“Oh, Ruth! that man is hurt,” cried Helen, as the chums rode as hard as they dared after the flying bunch of cattle punchers.

Jimsey lay on the ground, it was true; but when they came nearer they saw that he was shaking both fists in the air and spouting language that was the very reverse of elegant. Jimsey wasn’t hurt; but he was awfully angry.

“Come on! come on, girls!” called Tom. “That old steer is running like a dog with a can tied to its tail! Did you ever see the beat of that?”

“And Nita is right in with the crowd. How they ride!” gasped Madge Steele. “She’ll be killed!”

“I hope not,” her brother shouted back. “But she’s just about the pluckiest girl I ever heard of.”

“She’s swinging her rope now!” gasped Heavy. “Do you suppose she intends to try and catch that steer?”
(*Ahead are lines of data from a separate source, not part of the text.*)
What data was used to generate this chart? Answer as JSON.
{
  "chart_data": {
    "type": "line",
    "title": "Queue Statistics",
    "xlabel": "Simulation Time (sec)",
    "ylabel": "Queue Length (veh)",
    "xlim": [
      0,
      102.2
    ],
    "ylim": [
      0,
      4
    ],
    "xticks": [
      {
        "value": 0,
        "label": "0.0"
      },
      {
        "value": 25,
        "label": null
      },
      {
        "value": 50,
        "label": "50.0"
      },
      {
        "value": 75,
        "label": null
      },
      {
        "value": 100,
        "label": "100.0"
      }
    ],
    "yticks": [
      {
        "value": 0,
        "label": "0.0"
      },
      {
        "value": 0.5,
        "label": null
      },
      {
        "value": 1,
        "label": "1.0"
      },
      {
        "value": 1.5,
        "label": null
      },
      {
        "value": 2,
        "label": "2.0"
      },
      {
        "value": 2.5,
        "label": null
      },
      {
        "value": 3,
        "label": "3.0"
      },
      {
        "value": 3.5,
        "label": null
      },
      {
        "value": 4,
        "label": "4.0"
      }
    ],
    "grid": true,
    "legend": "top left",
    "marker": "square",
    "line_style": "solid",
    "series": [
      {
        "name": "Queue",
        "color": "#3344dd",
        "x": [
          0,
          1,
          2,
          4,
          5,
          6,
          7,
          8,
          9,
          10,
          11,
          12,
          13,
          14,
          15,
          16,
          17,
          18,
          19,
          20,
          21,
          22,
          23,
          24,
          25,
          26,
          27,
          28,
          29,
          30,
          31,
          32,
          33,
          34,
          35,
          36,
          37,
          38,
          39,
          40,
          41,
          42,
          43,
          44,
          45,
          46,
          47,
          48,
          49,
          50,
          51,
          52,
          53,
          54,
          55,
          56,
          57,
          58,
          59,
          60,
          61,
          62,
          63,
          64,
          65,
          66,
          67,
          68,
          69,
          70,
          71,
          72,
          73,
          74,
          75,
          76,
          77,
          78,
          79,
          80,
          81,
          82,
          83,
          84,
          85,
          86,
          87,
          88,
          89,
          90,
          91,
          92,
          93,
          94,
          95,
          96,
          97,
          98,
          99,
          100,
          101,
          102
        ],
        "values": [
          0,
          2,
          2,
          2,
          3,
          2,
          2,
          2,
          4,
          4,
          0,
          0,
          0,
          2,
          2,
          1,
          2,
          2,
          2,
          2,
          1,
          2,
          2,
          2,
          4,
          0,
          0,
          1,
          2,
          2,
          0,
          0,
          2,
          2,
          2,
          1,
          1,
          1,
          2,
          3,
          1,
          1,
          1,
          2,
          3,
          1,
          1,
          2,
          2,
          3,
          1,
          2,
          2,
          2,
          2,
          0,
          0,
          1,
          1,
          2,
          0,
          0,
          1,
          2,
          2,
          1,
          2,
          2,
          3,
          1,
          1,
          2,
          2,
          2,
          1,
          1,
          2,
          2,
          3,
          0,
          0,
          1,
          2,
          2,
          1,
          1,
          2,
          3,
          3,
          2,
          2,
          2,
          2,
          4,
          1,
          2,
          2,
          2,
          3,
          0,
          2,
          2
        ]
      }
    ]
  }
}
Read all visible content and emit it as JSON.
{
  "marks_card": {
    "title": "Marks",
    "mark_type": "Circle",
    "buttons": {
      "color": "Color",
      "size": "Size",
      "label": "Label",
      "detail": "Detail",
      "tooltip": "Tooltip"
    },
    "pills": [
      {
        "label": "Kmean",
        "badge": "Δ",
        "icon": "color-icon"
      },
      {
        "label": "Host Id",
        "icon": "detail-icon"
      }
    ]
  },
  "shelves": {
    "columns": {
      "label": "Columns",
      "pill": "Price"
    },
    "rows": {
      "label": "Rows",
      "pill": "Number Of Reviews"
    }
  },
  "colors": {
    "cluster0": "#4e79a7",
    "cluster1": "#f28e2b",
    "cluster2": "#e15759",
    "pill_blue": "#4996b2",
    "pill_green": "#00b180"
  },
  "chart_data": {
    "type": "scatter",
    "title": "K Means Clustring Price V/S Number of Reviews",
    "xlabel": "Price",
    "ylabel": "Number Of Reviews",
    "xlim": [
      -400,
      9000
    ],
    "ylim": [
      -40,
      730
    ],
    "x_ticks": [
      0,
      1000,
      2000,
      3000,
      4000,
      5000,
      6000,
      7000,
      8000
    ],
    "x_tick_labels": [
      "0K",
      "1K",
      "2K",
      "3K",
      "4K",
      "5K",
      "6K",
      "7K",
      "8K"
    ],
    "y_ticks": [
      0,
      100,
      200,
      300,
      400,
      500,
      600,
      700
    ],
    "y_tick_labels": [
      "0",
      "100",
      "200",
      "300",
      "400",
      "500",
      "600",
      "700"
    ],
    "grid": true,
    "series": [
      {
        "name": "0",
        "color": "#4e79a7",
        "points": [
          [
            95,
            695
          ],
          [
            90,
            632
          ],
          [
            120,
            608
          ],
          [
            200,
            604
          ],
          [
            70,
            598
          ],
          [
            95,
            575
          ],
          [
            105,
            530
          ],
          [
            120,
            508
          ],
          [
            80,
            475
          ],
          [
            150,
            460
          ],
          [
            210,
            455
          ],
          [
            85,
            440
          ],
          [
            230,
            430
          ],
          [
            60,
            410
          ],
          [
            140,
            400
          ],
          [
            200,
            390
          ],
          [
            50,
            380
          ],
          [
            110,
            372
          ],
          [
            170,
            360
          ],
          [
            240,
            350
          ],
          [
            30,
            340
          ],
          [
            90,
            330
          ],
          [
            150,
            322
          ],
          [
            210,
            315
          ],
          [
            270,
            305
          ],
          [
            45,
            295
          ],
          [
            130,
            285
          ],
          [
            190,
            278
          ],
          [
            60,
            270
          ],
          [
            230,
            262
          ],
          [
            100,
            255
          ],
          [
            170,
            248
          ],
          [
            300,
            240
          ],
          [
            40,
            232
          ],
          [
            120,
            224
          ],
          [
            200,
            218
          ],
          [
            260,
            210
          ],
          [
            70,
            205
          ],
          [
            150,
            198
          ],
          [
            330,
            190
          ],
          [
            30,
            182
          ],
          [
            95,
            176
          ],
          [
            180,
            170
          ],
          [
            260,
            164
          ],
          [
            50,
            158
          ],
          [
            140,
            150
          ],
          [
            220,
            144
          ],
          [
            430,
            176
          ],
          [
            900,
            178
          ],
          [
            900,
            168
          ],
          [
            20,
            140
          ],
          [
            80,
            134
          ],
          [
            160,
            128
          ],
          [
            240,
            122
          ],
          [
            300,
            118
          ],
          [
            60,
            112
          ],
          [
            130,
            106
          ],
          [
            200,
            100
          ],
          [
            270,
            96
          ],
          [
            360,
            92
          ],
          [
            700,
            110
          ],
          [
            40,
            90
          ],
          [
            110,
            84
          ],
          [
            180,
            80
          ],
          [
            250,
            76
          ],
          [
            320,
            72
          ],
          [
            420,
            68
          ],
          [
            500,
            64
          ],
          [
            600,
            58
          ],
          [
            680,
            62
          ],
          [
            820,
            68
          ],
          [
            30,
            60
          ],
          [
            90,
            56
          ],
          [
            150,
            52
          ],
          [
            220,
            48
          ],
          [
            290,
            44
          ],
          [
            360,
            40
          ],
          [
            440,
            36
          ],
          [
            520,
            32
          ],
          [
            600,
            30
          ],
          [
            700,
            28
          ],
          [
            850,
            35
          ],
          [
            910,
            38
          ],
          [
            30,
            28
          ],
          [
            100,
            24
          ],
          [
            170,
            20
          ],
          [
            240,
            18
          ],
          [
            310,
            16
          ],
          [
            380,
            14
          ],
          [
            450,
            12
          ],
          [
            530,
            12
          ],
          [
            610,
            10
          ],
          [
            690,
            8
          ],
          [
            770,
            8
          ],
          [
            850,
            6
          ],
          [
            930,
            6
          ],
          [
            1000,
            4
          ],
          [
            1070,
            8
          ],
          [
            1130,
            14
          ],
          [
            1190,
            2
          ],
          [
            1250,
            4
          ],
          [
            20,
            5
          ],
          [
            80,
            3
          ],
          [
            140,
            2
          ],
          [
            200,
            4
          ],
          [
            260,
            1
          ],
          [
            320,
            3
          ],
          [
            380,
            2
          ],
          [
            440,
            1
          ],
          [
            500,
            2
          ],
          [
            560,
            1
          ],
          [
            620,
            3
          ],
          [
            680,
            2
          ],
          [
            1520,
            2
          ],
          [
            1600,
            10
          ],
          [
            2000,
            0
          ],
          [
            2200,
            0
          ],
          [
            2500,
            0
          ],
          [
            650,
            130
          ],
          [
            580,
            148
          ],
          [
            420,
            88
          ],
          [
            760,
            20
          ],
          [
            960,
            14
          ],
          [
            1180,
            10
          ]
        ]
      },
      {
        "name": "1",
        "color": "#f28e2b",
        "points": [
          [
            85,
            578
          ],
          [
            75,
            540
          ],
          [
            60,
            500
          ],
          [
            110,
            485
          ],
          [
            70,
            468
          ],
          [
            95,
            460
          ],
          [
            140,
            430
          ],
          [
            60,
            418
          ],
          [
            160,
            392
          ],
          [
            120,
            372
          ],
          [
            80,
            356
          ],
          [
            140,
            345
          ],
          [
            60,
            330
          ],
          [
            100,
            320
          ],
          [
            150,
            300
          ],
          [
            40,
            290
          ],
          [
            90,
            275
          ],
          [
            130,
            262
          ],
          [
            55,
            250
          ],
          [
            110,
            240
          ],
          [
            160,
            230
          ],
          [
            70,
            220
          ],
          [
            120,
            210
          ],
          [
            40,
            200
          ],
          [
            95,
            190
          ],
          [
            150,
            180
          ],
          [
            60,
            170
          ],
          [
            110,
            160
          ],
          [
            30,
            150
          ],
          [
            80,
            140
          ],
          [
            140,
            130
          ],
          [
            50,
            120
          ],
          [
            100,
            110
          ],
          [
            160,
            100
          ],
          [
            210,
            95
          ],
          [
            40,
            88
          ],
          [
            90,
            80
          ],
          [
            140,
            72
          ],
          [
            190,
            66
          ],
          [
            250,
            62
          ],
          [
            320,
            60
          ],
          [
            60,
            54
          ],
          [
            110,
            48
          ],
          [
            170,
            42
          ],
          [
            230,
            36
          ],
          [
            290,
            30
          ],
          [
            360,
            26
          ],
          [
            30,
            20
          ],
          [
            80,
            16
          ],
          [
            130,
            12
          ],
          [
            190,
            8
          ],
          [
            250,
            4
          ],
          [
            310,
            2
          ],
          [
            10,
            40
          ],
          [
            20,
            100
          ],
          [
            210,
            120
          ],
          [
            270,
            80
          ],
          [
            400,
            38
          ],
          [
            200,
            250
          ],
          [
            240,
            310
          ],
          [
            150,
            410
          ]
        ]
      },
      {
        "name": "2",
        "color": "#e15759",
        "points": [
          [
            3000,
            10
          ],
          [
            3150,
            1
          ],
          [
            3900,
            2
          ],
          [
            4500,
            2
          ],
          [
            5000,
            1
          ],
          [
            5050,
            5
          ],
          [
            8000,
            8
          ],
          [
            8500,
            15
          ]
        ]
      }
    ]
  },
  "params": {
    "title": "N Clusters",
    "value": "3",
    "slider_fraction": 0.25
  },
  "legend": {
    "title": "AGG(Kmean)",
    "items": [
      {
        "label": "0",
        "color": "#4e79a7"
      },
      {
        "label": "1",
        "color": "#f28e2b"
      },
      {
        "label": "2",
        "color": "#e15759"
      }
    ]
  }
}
That was what Jane Ann Hicks seemed determined to do. She had ridden so that she was ahead of the troop of other riders. Bashful Ike, the foreman, put spurs to his own mount and tried to catch the boss’s niece. If anything happened to Jane Ann he knew that Old Bill would call him to account for it.

“Have a care there, Jinny!” he bawled “Look out that saddle don’t give ye a crack.”

The saddle bounded high in the air—sometimes higher than Jane Ann’s head—and if she ran her mount in too close to the mad steer the saddle might knock her off her pony. Nor did she pay the least attention to Bashful Ike’s advice. She was using the quirt on her mount and he was jumping ahead like a streak of light.

Jane Ann had coiled her rope again and it hung from her saddle. She had evidently formed a new plan of action since having the field to herself. The others—all but Ike—were now far behind.